Alors elle fait ce qu’elle peut. Mais allez donc demander à votre gosse métamorphe de rester discret quand personne n’est fichu de lui expliquer comment ses pouvoirs fonctionnent… L’avantage, c’est qu’elle avait juste l’air d’une humaine mutée qui cherchait un peu trop à se faire remarquer. L’inconvénient, c’est justement qu’elle se faisait un peu trop remarquer… Ai-je besoin de préciser que le collège a été une période compliquée ?
Ça doit faire au moins sept ans qu’elle pense sérieusement à se barrer, Callisto. Envoyer paître sa mère et son besoin systématique de faire rentrer les gens et les choses dans des cases bien nettes. C’est pas sain, cette relation. C’est pas sain, l’ambiance à la maison. Mais que voulez-vous… Il y a ce qui devrait être fait dans un monde idéal, et il y a la réalité. C’est difficile de renoncer du jour au lendemain à un logement situé à la deux pas de la cité universitaire, à un soutien financier non négligeable… Ce n’est pas avec un petit boulot qu’elle parviendrait à payer toute seule son loyer, ses repas et ses études - sans compter le matériel d’art qui coûte un bras, sérieusement. Et puis il y a Hector… Il est grand, bien sûr. À seize ans, on sait se débrouiller. On a plus besoin d’une grande sœur un peu gênante pour égayer la maison à coups de transformations ratées. Mais ça lui briserait le cœur, Callisto, de laisser son petit frère derrière elle, avec ces gens-là.

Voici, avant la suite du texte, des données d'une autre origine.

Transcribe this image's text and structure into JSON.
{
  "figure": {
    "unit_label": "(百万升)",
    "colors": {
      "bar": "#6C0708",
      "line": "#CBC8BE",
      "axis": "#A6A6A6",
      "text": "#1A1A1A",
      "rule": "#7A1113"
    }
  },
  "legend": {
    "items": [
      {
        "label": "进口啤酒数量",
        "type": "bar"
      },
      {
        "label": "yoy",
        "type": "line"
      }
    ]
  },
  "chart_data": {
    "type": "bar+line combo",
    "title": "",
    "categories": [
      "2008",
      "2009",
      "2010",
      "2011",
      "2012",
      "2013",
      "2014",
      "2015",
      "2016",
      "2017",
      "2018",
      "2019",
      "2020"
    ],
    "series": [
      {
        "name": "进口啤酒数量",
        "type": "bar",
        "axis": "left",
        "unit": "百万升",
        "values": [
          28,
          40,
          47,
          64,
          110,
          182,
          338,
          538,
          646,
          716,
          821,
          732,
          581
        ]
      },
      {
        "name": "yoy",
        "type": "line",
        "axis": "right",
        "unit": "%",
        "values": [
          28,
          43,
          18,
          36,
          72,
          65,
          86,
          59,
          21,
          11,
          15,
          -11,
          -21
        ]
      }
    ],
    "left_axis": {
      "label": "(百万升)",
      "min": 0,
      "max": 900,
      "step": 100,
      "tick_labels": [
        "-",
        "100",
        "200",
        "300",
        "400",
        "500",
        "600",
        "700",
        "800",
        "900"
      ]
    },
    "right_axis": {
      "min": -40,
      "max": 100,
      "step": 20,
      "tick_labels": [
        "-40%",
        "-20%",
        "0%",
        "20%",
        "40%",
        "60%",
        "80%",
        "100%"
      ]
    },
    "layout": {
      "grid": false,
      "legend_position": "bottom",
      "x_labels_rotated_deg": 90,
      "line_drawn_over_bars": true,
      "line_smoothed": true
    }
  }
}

Alors elle fait ce qu’elle peut. Elle serre les poings, elle serre les dents. Elle sourit et reste polie, même quand la rage la prend aux tripes et qu’elle hurle de l’intérieur. Callisto c’est une crise d’adolescence refoulée, le vase trop plein que la goutte s’apprête à faire déborder. Elle est distante, cynique, fatiguée… Et toujours à deux doigts d’exploser.